- Release poster
- Directed by: GLB Srinivas
- Produced by: Kayagurala Lakshmipathi
- Starring: Sai Charan; Pallavi; Trancy;
- Cinematography: T. Surendra Reddy
- Music by: Polur Ghatika Chalam
- Production company: K.L.P Movies
- Release date: 2 June 2023; ^{[citation needed]}
- Running time: 122 minutes
- Country: India
- Language: Telugu

= IQ (2023 film) =

IQ is a 2023 Indian Telugu-language romantic drama film directed by GLB Srinivas and produced by Kayagurala Lakshmipathi under K.L.P Movies. The main lead cast is Sai Charan, Pallavi and Trancy. Sameer Datta played as an Antagonist and the Supporting characters are played by Suman, K. Lakshmipathi, Banerjee, Satya Prakash, Surya, Geetha Singh, Shaking Seshu, Abba TV Hari Prasad and Sathipandu.

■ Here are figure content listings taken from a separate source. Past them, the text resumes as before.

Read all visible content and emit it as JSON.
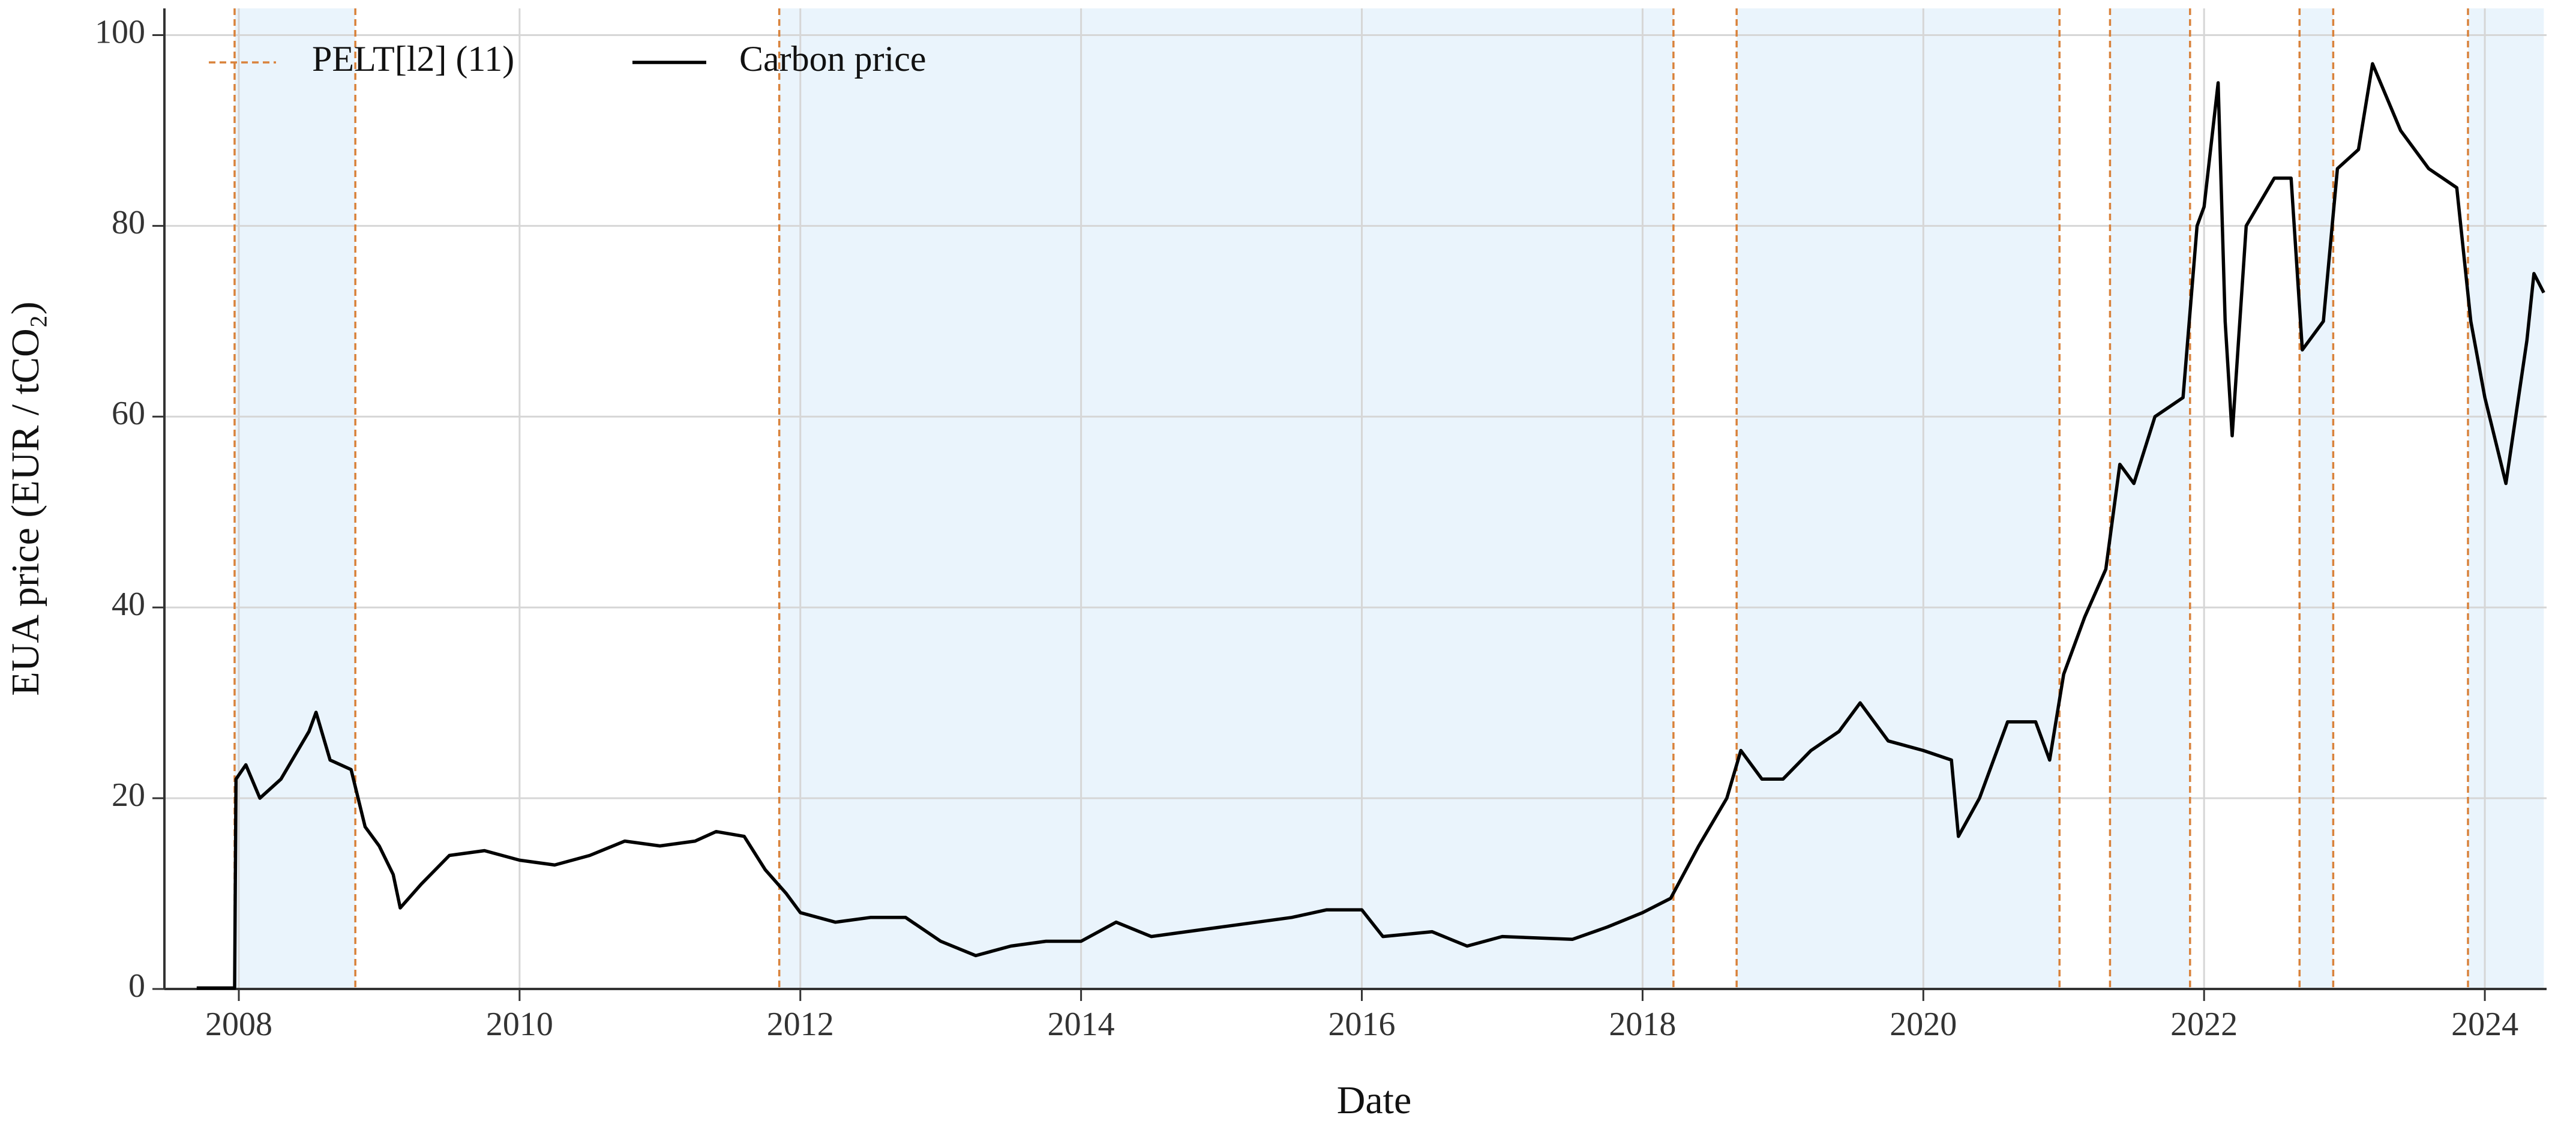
{
  "chart_data": {
    "type": "line",
    "xlabel": "Date",
    "ylabel": "EUA price (EUR / tCO₂)",
    "xlim": [
      2007.47,
      2024.44
    ],
    "ylim": [
      0,
      102.8
    ],
    "xticks": [
      2008,
      2010,
      2012,
      2014,
      2016,
      2018,
      2020,
      2022,
      2024
    ],
    "yticks": [
      0,
      20,
      40,
      60,
      80,
      100
    ],
    "grid": true,
    "legend": "upper left",
    "shade_color": "#eaf4fc",
    "changepoints": {
      "name": "PELT[l2] (11)",
      "color": "#d9823b",
      "x": [
        2007.97,
        2008.83,
        2011.85,
        2018.22,
        2018.67,
        2020.97,
        2021.33,
        2021.9,
        2022.68,
        2022.92,
        2023.88
      ]
    },
    "series": [
      {
        "name": "Carbon price",
        "color": "#000000",
        "x": [
          2007.7,
          2007.97,
          2007.98,
          2008.05,
          2008.15,
          2008.3,
          2008.5,
          2008.55,
          2008.65,
          2008.8,
          2008.9,
          2009.0,
          2009.1,
          2009.15,
          2009.3,
          2009.5,
          2009.75,
          2010.0,
          2010.25,
          2010.5,
          2010.75,
          2011.0,
          2011.25,
          2011.4,
          2011.6,
          2011.75,
          2011.9,
          2012.0,
          2012.25,
          2012.5,
          2012.75,
          2013.0,
          2013.25,
          2013.5,
          2013.75,
          2014.0,
          2014.25,
          2014.5,
          2014.75,
          2015.0,
          2015.5,
          2015.75,
          2016.0,
          2016.15,
          2016.5,
          2016.75,
          2017.0,
          2017.5,
          2017.75,
          2018.0,
          2018.2,
          2018.4,
          2018.6,
          2018.7,
          2018.85,
          2019.0,
          2019.2,
          2019.4,
          2019.55,
          2019.75,
          2020.0,
          2020.2,
          2020.25,
          2020.4,
          2020.6,
          2020.8,
          2020.9,
          2021.0,
          2021.15,
          2021.3,
          2021.4,
          2021.5,
          2021.65,
          2021.85,
          2021.95,
          2022.0,
          2022.1,
          2022.15,
          2022.2,
          2022.3,
          2022.5,
          2022.62,
          2022.7,
          2022.85,
          2022.95,
          2023.1,
          2023.2,
          2023.4,
          2023.6,
          2023.8,
          2023.9,
          2024.0,
          2024.1,
          2024.15,
          2024.3,
          2024.35,
          2024.42
        ],
        "values": [
          0.1,
          0.1,
          22,
          23.5,
          20,
          22,
          27,
          29,
          24,
          23,
          17,
          15,
          12,
          8.5,
          11,
          14,
          14.5,
          13.5,
          13,
          14,
          15.5,
          15,
          15.5,
          16.5,
          16,
          12.5,
          10,
          8,
          7,
          7.5,
          7.5,
          5,
          3.5,
          4.5,
          5,
          5,
          7,
          5.5,
          6,
          6.5,
          7.5,
          8.3,
          8.3,
          5.5,
          6,
          4.5,
          5.5,
          5.2,
          6.5,
          8,
          9.5,
          15,
          20,
          25,
          22,
          22,
          25,
          27,
          30,
          26,
          25,
          24,
          16,
          20,
          28,
          28,
          24,
          33,
          39,
          44,
          55,
          53,
          60,
          62,
          80,
          82,
          95,
          70,
          58,
          80,
          85,
          85,
          67,
          70,
          86,
          88,
          97,
          90,
          86,
          84,
          70,
          62,
          56,
          53,
          68,
          75,
          73
        ]
      }
    ]
  }
}
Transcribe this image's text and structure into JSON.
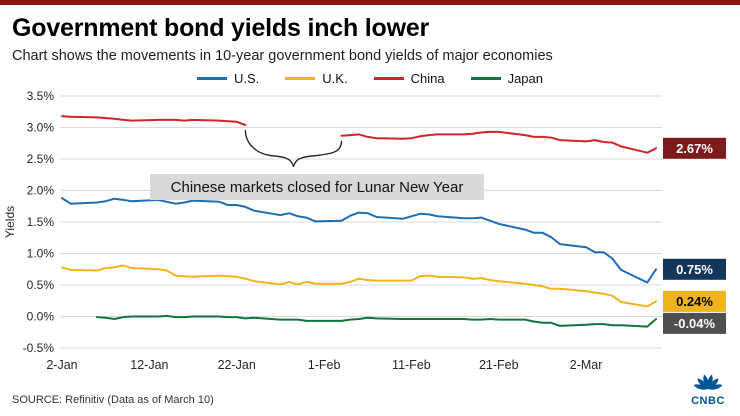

The movie was released theatrically on 2 June 2023.

== Soundtrack ==

Tracklist
| No. | Title | Lyrics | Singer(s) | Length |
|---|---|---|---|---|
| 1. | "Kottandi Ro" | Varikuppala Yadagiri | Sravana Bhargavi, Varikuppala Yadagiri | 4:21 |
| 2. | "Dandalayya" | P. Nagendra Prasad | Suresh | 5:31 |
| 3. | "Kokkaro Ko Kokkaro Ko" | Varikuppala Yadagiri | Varikuppala Yadagiri | 4:14 |

== Reception ==
A critic from Sakshi Post wrote that "A good movie with a good message has been made without compromises. 'IQ (Power of Students)' is laced with thrills and entertainment".